The much-vaunted Health Reform Steering Committee, bringing together Greek health ministry officials with representatives of the Commission taskforce and of Germany (delicately termed the ‘domain leader’), will now be responsible for developing, coordinating and monitoring the implementation of an agreed health reform plan, with monthly meetings to check on progress.
Meanwhile, the taskforce “is closely involved in the efforts of the Greek authorities to design a coherent system of pricing and reimbursement of pharmaceuticals” that will respect Greece’s commitments, as set out in the memorandum of understanding recently agreed with the international pharmaceutical industry.
So far, achievements include more coordination in the way that financing of the healthcare system is scrutinized. More effective implementation of controls on doctors has been made possible by wide use of e-prescriptions by prescribers and pharmacies — reducing the risk of reimbursement being paid for bogus prescriptions. And improved management of hospitals has included the reinforcement of central tenders and an increased use of generic medicines.
But the Commission admits that the work of the taskforce is “gathering momentum” — political shorthand for making a slow start. Greece “has made progress in commitments aimed at curbing healthcare expenditure”, the taskforce concedes. However, “the healthcare system has greatly suffered from financial uncertainty”, in terms of a decrease of social security contributions, accumulation of arrears, and uncertainty on overall budgets.
More detail on what has been done — and what needs to be done — is contained in the Commission’s review of the second economic adjustment programme for Greece, which has also just appeared. This too is a mixture of high ambition and harsh reality. It remarks that during most of this year, progress was slow because of successive election campaigns. It also notes “delays in policy implementation related to strong resistance by vested interests and lack of political will”. And little progress has been observed, it says, on the development of a promised code of good conduct between the government, pharmaceutical companies and physicians that would restrict promotional activities and forbid any direct sponsorship of specific physicians.
The review recognises however that some progress has been made. It salutes the system of electronic prescription of medicines that Greece now has in place as “one of the most advanced in Europe”, estimating that it has already permitted savings of about €30 million a month since early 2012.

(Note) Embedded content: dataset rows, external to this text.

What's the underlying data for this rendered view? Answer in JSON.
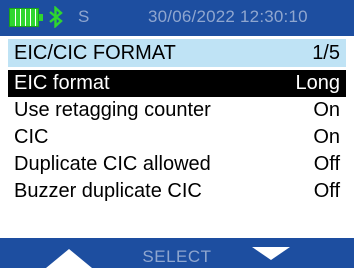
{
  "status": {
    "letter": "S",
    "datetime": "30/06/2022  12:30:10",
    "battery_level": 1.0,
    "colors": {
      "bar": "#1d4ea0",
      "text": "#8fa6cf",
      "battery": "#2fd62f",
      "bluetooth": "#2fd62f"
    }
  },
  "header": {
    "title": "EIC/CIC FORMAT",
    "page": "1/5",
    "color": "#bfe3f5"
  },
  "menu": {
    "items": [
      {
        "label": "EIC format",
        "value": "Long",
        "selected": true
      },
      {
        "label": "Use retagging counter",
        "value": "On",
        "selected": false
      },
      {
        "label": "CIC",
        "value": "On",
        "selected": false
      },
      {
        "label": "Duplicate CIC allowed",
        "value": "Off",
        "selected": false
      },
      {
        "label": "Buzzer duplicate CIC",
        "value": "Off",
        "selected": false
      }
    ]
  },
  "softkeys": {
    "left_icon": "arrow-up-icon",
    "center_label": "SELECT",
    "right_icon": "arrow-down-icon"
  }
}
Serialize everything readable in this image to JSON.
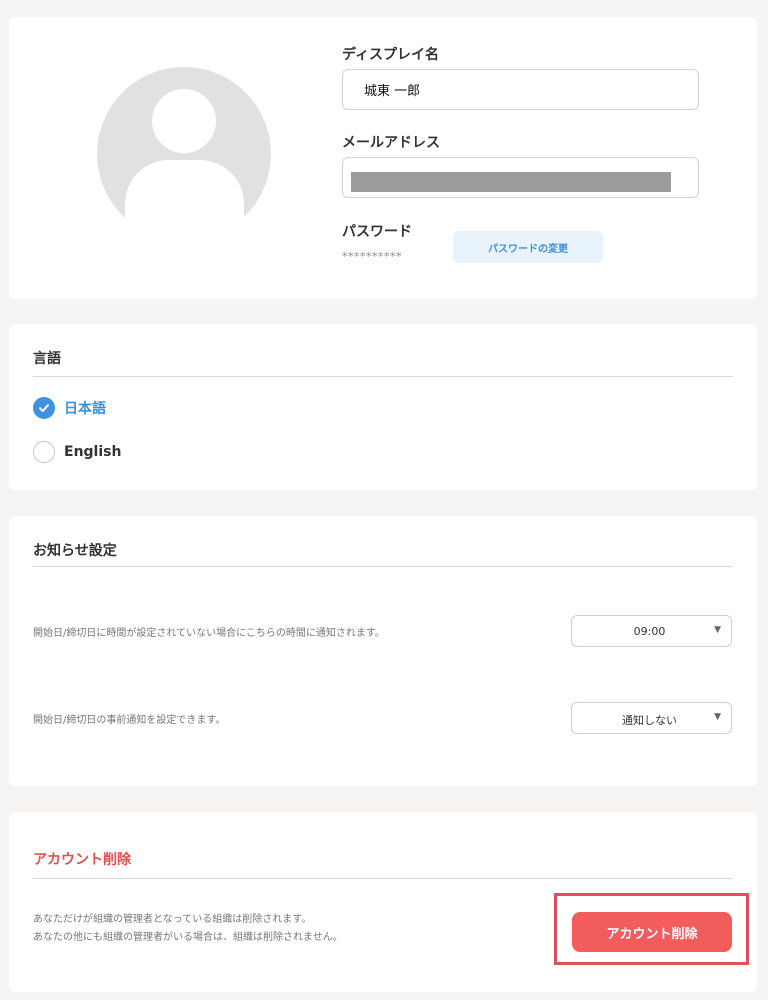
{
  "profile": {
    "display_name_label": "ディスプレイ名",
    "display_name_value": "城東 一郎",
    "email_label": "メールアドレス",
    "email_value": "",
    "password_label": "パスワード",
    "password_mask": "**********",
    "change_password_label": "パスワードの変更"
  },
  "language": {
    "title": "言語",
    "options": [
      {
        "label": "日本語",
        "selected": true
      },
      {
        "label": "English",
        "selected": false
      }
    ]
  },
  "notification": {
    "title": "お知らせ設定",
    "time_description": "開始日/締切日に時間が設定されていない場合にこちらの時間に通知されます。",
    "time_value": "09:00",
    "advance_description": "開始日/締切日の事前通知を設定できます。",
    "advance_value": "通知しない"
  },
  "account_delete": {
    "title": "アカウント削除",
    "description_line1": "あなただけが組織の管理者となっている組織は削除されます。",
    "description_line2": "あなたの他にも組織の管理者がいる場合は、組織は削除されません。",
    "button_label": "アカウント削除"
  },
  "colors": {
    "accent": "#3d93e2",
    "danger": "#f25c5c",
    "highlight": "#e2505f"
  }
}
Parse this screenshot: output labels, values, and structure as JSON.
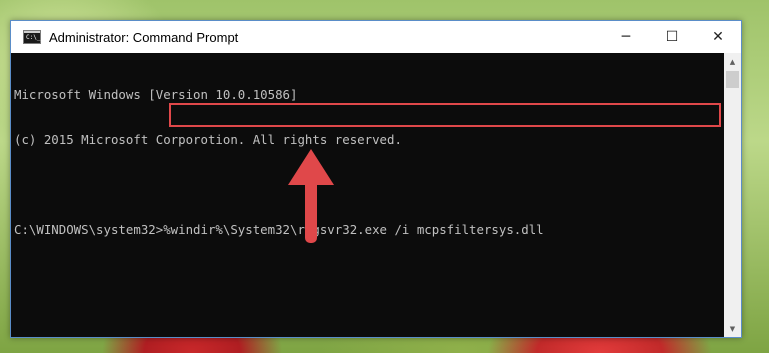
{
  "window": {
    "title": "Administrator: Command Prompt",
    "icon": "cmd-icon",
    "icon_glyph": "C:\\_",
    "controls": {
      "minimize_glyph": "─",
      "maximize_glyph": "☐",
      "close_glyph": "✕"
    }
  },
  "console": {
    "lines": [
      "Microsoft Windows [Version 10.0.10586]",
      "(c) 2015 Microsoft Corporotion. All rights reserved.",
      "",
      "C:\\WINDOWS\\system32>%windir%\\System32\\regsvr32.exe /i mcpsfiltersys.dll"
    ]
  },
  "scrollbar": {
    "up_glyph": "▲",
    "down_glyph": "▼"
  },
  "annotation": {
    "highlight_color": "#e0484a",
    "arrow_color": "#e0484a",
    "arrow_direction": "up"
  }
}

The plan is that cost savings in pharmaceuticals spending will make up around two-thirds of the overall reductions in healthcare foreseen for 2013–14, through new incentives and obligations to use generic medicines, a revised and much less generous co-payment structure for medicines, the regular revision of drugs’ prices based on the three EU countries with the lowest prices, and the application of automatic claw-back mechanism to pharmaceutical producers. Drug firms will be expected to keep outpatient pharmaceutical expenditure within targets of €2,440 million in 2013 and €2 000 million in 2014. Reductions in hospitals’ expenditures, increase in co-payments in hospitals and a fee on prescriptions from 2014 onwards will also contribute to the expenditure reductions.
Greece’s case is extreme, and the taskforce is the sharpest weapon deployed so far in the EU’s attempts to improve the situation. But there is no mistaking the increasing attention being given to healthcare spending as a key factor in the economic equilibrium of all the EU member states.
The writing is on the wall for laxity of spending on healthcare systems. The drama currently being played out in Greece to cut spending on medicines and medical services is coming shortly to the rest of Europe.